# Roasted Fingerling Potatoes and Asparagus



## sw2geeks (Apr 5, 2013)

Scored some asparagus $1 a pound. I grilled them up with some fingerling potatoes.





































Recipe and more pics here.
http://www.dfw.com/2013/04/04/777451/weekend-chef-roasted-fingerling.html


----------



## sw2geeks (Apr 5, 2013)

Asparagus are in season right now so there should be lots of sales this month


----------



## jared08 (Apr 5, 2013)

making me hungry! just made some roasted fingerlings with a jerk seasoning on them with a horseradish/sour cream sauce, quite delicious i must say.


----------



## franzb69 (Apr 5, 2013)

out here asparagus is more like $2 a pound, depending on the season

and i looooooove asparagus, even if it makes my wee smell funny. it's good for my kidneys so it's all good.


----------



## ThEoRy (Apr 5, 2013)

Looks delicious, great job!!


----------



## stereo.pete (Apr 7, 2013)

franzb69 said:


> out here asparagus is more like $2 a pound, depending on the season
> 
> and i looooooove asparagus, even if it makes my wee smell funny. it's good for my kidneys so it's all good.

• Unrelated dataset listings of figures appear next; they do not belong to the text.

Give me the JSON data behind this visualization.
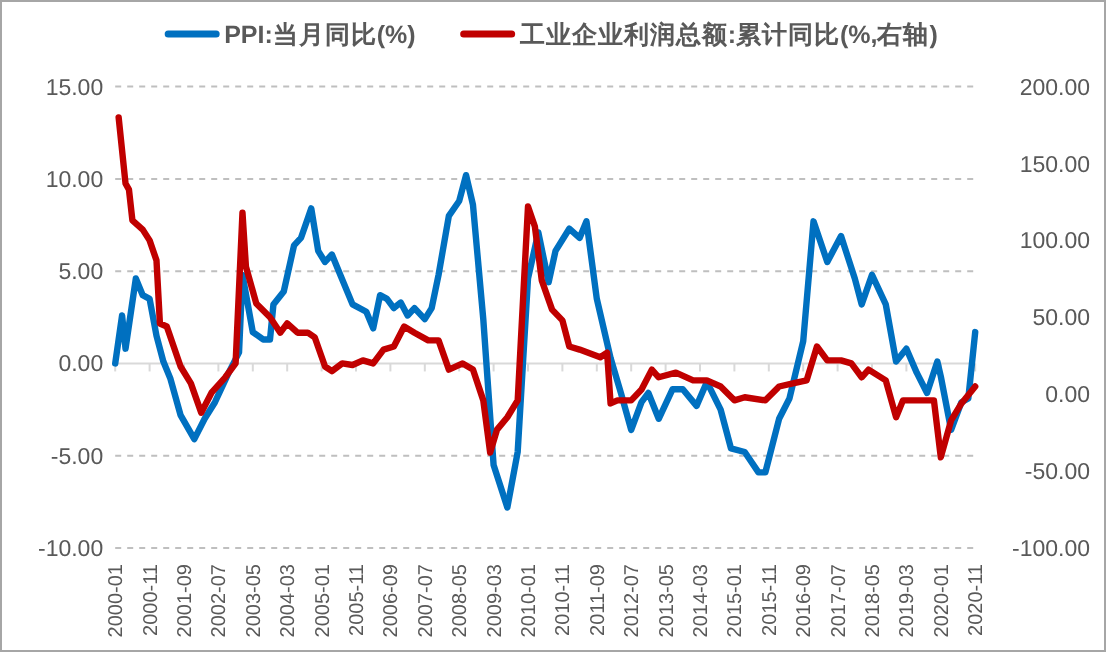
{
  "chart_data": {
    "type": "line",
    "xlim": [
      "2000-01",
      "2020-11"
    ],
    "xticks": [
      "2000-01",
      "2000-11",
      "2001-09",
      "2002-07",
      "2003-05",
      "2004-03",
      "2005-01",
      "2005-11",
      "2006-09",
      "2007-07",
      "2008-05",
      "2009-03",
      "2010-01",
      "2010-11",
      "2011-09",
      "2012-07",
      "2013-05",
      "2014-03",
      "2015-01",
      "2015-11",
      "2016-09",
      "2017-07",
      "2018-05",
      "2019-03",
      "2020-01",
      "2020-11"
    ],
    "ylim": [
      -10,
      15
    ],
    "yticks": [
      {
        "value": -10,
        "label": "-10.00"
      },
      {
        "value": -5,
        "label": "-5.00"
      },
      {
        "value": 0,
        "label": "0.00"
      },
      {
        "value": 5,
        "label": "5.00"
      },
      {
        "value": 10,
        "label": "10.00"
      },
      {
        "value": 15,
        "label": "15.00"
      }
    ],
    "y2lim": [
      -100,
      200
    ],
    "y2ticks": [
      {
        "value": -100,
        "label": "-100.00"
      },
      {
        "value": -50,
        "label": "-50.00"
      },
      {
        "value": 0,
        "label": "0.00"
      },
      {
        "value": 50,
        "label": "50.00"
      },
      {
        "value": 100,
        "label": "100.00"
      },
      {
        "value": 150,
        "label": "150.00"
      },
      {
        "value": 200,
        "label": "200.00"
      }
    ],
    "grid": "y",
    "legend": "top",
    "series": [
      {
        "name": "PPI:当月同比(%)",
        "color": "#0070c0",
        "x": [
          "2000-01",
          "2000-02",
          "2000-03",
          "2000-04",
          "2000-07",
          "2000-09",
          "2000-11",
          "2001-01",
          "2001-03",
          "2001-05",
          "2001-08",
          "2001-12",
          "2002-03",
          "2002-06",
          "2002-10",
          "2003-01",
          "2003-02",
          "2003-05",
          "2003-08",
          "2003-10",
          "2003-11",
          "2004-02",
          "2004-05",
          "2004-07",
          "2004-10",
          "2004-12",
          "2005-02",
          "2005-04",
          "2005-06",
          "2005-10",
          "2006-02",
          "2006-04",
          "2006-06",
          "2006-08",
          "2006-10",
          "2006-12",
          "2007-02",
          "2007-04",
          "2007-07",
          "2007-09",
          "2007-11",
          "2008-02",
          "2008-05",
          "2008-07",
          "2008-09",
          "2008-12",
          "2009-03",
          "2009-07",
          "2009-10",
          "2010-01",
          "2010-04",
          "2010-07",
          "2010-09",
          "2011-01",
          "2011-04",
          "2011-06",
          "2011-09",
          "2012-01",
          "2012-04",
          "2012-07",
          "2012-10",
          "2012-12",
          "2013-03",
          "2013-07",
          "2013-10",
          "2014-02",
          "2014-05",
          "2014-09",
          "2014-12",
          "2015-04",
          "2015-08",
          "2015-10",
          "2016-02",
          "2016-05",
          "2016-09",
          "2016-12",
          "2017-04",
          "2017-08",
          "2017-12",
          "2018-02",
          "2018-05",
          "2018-09",
          "2018-12",
          "2019-03",
          "2019-06",
          "2019-09",
          "2019-12",
          "2020-01",
          "2020-04",
          "2020-07",
          "2020-09",
          "2020-11"
        ],
        "values": [
          0.0,
          1.3,
          2.6,
          0.8,
          4.6,
          3.7,
          3.5,
          1.5,
          0.1,
          -0.8,
          -2.8,
          -4.1,
          -3.0,
          -2.1,
          -0.5,
          0.6,
          4.8,
          1.7,
          1.3,
          1.3,
          3.2,
          3.9,
          6.4,
          6.8,
          8.4,
          6.1,
          5.5,
          5.9,
          5.0,
          3.2,
          2.8,
          1.9,
          3.7,
          3.5,
          3.0,
          3.3,
          2.6,
          3.0,
          2.4,
          3.0,
          4.8,
          8.0,
          8.8,
          10.2,
          8.6,
          2.4,
          -5.5,
          -7.8,
          -4.8,
          4.6,
          7.1,
          4.4,
          6.1,
          7.3,
          6.8,
          7.7,
          3.5,
          0.3,
          -1.6,
          -3.6,
          -2.1,
          -1.6,
          -3.0,
          -1.4,
          -1.4,
          -2.3,
          -1.0,
          -2.5,
          -4.6,
          -4.8,
          -5.9,
          -5.9,
          -3.0,
          -1.9,
          1.2,
          7.7,
          5.5,
          6.9,
          4.6,
          3.2,
          4.8,
          3.2,
          0.1,
          0.8,
          -0.5,
          -1.6,
          0.1,
          -0.7,
          -3.6,
          -2.1,
          -1.9,
          1.7
        ]
      },
      {
        "name": "工业企业利润总额:累计同比(%,右轴)",
        "color": "#c00000",
        "axis": "y2",
        "x": [
          "2000-02",
          "2000-04",
          "2000-05",
          "2000-06",
          "2000-09",
          "2000-11",
          "2001-01",
          "2001-02",
          "2001-04",
          "2001-06",
          "2001-08",
          "2001-11",
          "2002-02",
          "2002-05",
          "2002-09",
          "2002-12",
          "2003-02",
          "2003-03",
          "2003-06",
          "2003-10",
          "2004-01",
          "2004-03",
          "2004-06",
          "2004-09",
          "2004-11",
          "2005-02",
          "2005-04",
          "2005-07",
          "2005-10",
          "2006-01",
          "2006-04",
          "2006-07",
          "2006-10",
          "2007-01",
          "2007-04",
          "2007-08",
          "2007-11",
          "2008-02",
          "2008-06",
          "2008-09",
          "2008-12",
          "2009-02",
          "2009-04",
          "2009-07",
          "2009-10",
          "2010-01",
          "2010-03",
          "2010-05",
          "2010-08",
          "2010-11",
          "2011-01",
          "2011-04",
          "2011-10",
          "2011-12",
          "2012-01",
          "2012-03",
          "2012-07",
          "2012-10",
          "2013-01",
          "2013-03",
          "2013-08",
          "2014-01",
          "2014-05",
          "2014-09",
          "2015-01",
          "2015-04",
          "2015-10",
          "2016-02",
          "2016-06",
          "2016-10",
          "2017-01",
          "2017-04",
          "2017-08",
          "2017-11",
          "2018-02",
          "2018-04",
          "2018-09",
          "2018-12",
          "2019-02",
          "2019-07",
          "2019-11",
          "2020-01",
          "2020-04",
          "2020-07",
          "2020-11"
        ],
        "values": [
          180,
          137,
          133,
          113,
          107,
          100,
          87,
          46,
          44,
          31,
          18,
          7,
          -12,
          1,
          11,
          20,
          118,
          83,
          59,
          50,
          40,
          46,
          40,
          40,
          37,
          18,
          15,
          20,
          19,
          22,
          20,
          29,
          31,
          44,
          40,
          35,
          35,
          16,
          20,
          16,
          -4,
          -38,
          -23,
          -15,
          -4,
          122,
          109,
          74,
          55,
          48,
          31,
          29,
          24,
          27,
          -6,
          -4,
          -4,
          3,
          16,
          11,
          14,
          9,
          9,
          5,
          -4,
          -2,
          -4,
          5,
          7,
          9,
          31,
          22,
          22,
          20,
          11,
          16,
          9,
          -15,
          -4,
          -4,
          -4,
          -41,
          -17,
          -6,
          5
        ]
      }
    ]
  }
}
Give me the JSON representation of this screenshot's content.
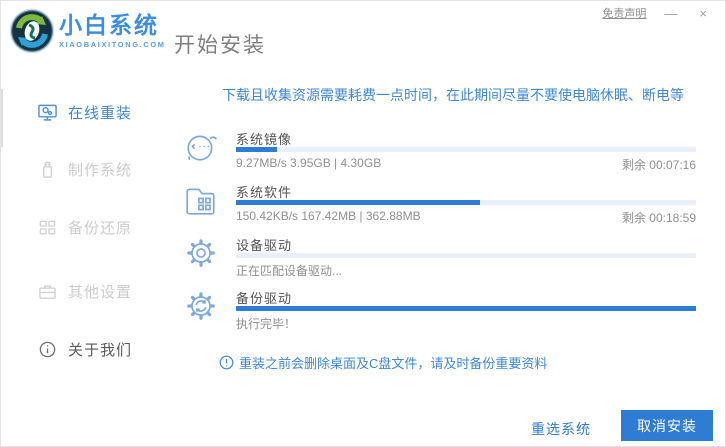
{
  "window": {
    "disclaimer_link": "免责声明",
    "minimize_label": "—",
    "close_label": "×"
  },
  "header": {
    "brand_name": "小白系统",
    "brand_domain": "XIAOBAIXITONG.COM",
    "page_title": "开始安装"
  },
  "sidebar": {
    "items": [
      {
        "label": "在线重装",
        "icon": "monitor-reinstall-icon",
        "active": true
      },
      {
        "label": "制作系统",
        "icon": "usb-drive-icon",
        "active": false
      },
      {
        "label": "备份还原",
        "icon": "backup-grid-icon",
        "active": false
      },
      {
        "label": "其他设置",
        "icon": "briefcase-icon",
        "active": false
      },
      {
        "label": "关于我们",
        "icon": "info-icon",
        "active": false
      }
    ]
  },
  "main": {
    "notice": "下载且收集资源需要耗费一点时间，在此期间尽量不要使电脑休眠、断电等",
    "tasks": [
      {
        "name": "系统镜像",
        "icon": "mascot-face-icon",
        "progress_percent": 9,
        "status": "9.27MB/s 3.95GB | 4.30GB",
        "remaining": "剩余 00:07:16"
      },
      {
        "name": "系统软件",
        "icon": "software-folder-icon",
        "progress_percent": 53,
        "status": "150.42KB/s 167.42MB | 362.88MB",
        "remaining": "剩余 00:18:59"
      },
      {
        "name": "设备驱动",
        "icon": "gear-icon",
        "progress_percent": 0,
        "status": "正在匹配设备驱动...",
        "remaining": ""
      },
      {
        "name": "备份驱动",
        "icon": "gear-sync-icon",
        "progress_percent": 100,
        "status": "执行完毕！",
        "remaining": ""
      }
    ],
    "warning": "重装之前会删除桌面及C盘文件，请及时备份重要资料"
  },
  "footer": {
    "reselect_label": "重选系统",
    "cancel_label": "取消安装"
  },
  "colors": {
    "accent_blue": "#3e87da",
    "fill_blue": "#2e7cd4",
    "track_blue": "#e9effa",
    "brand_blue": "#3e8ee0",
    "disabled_gray": "#cbcbcb"
  }
}
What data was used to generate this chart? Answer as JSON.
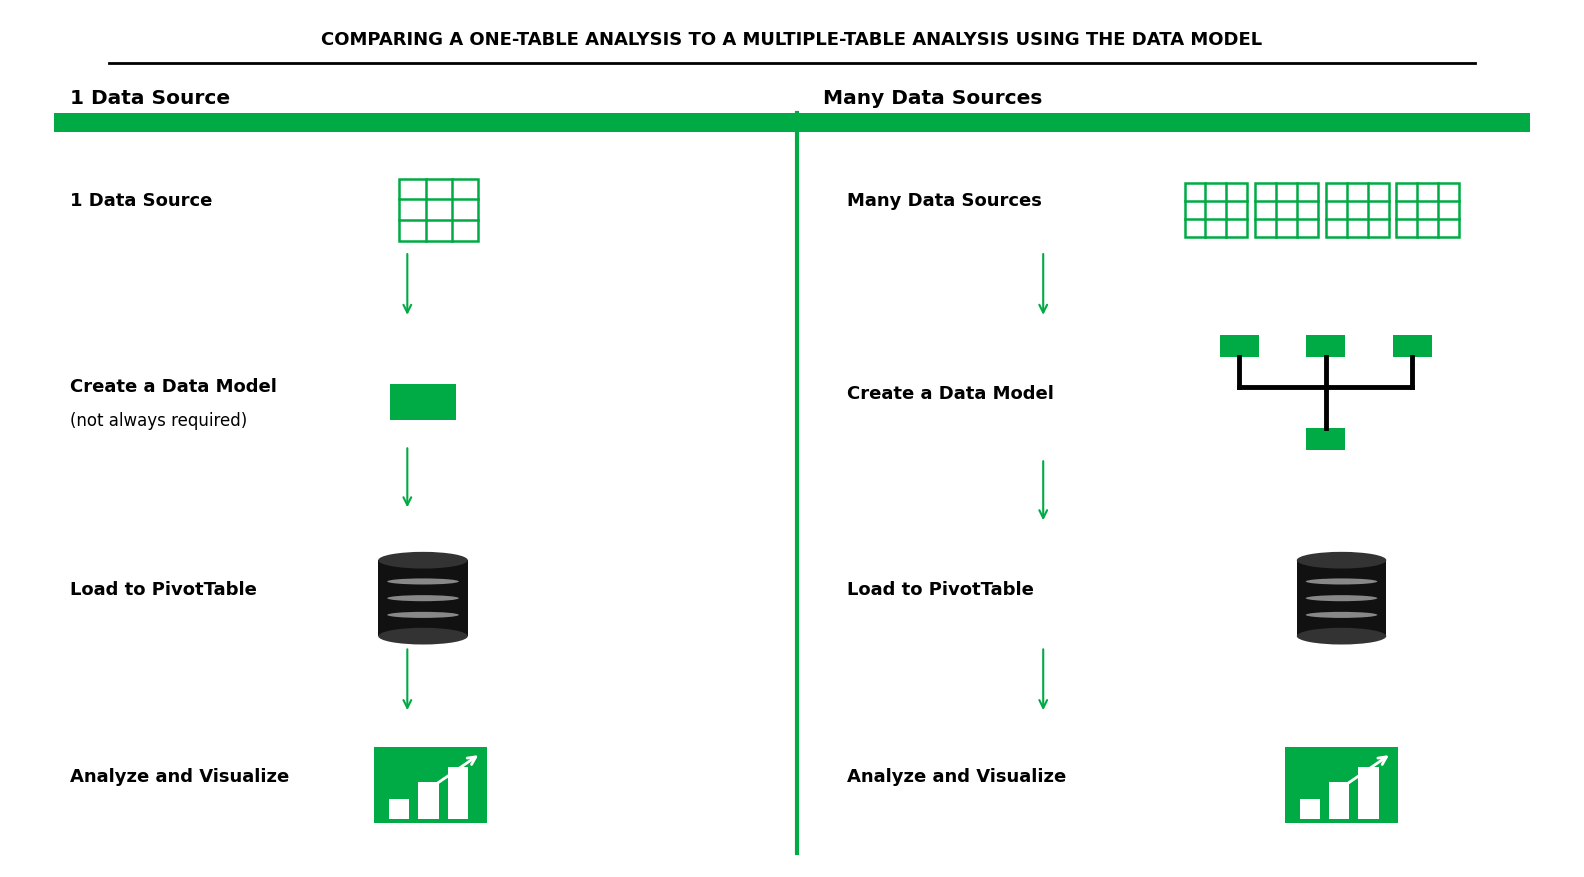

If you think it smells funny from eating, try juicing asparagus, holy cow I almost passed out the first time. :bigeek:


----------



## Johnny.B.Good (Apr 7, 2013)

Good looking dish. (Excellent photographs, as always.)

Thanks for posting!


----------



## Miles (Apr 8, 2013)

Looks very tasty! Nice job! Spring always brings asparagus. I love it, so I'm always happy to score some at a great price.


----------



## franzb69 (Apr 8, 2013)

> If you think it smells funny from eating, try juicing asparagus, holy cow I almost passed out the first time.



lol. i wouldn't wanna be near that. =D


----------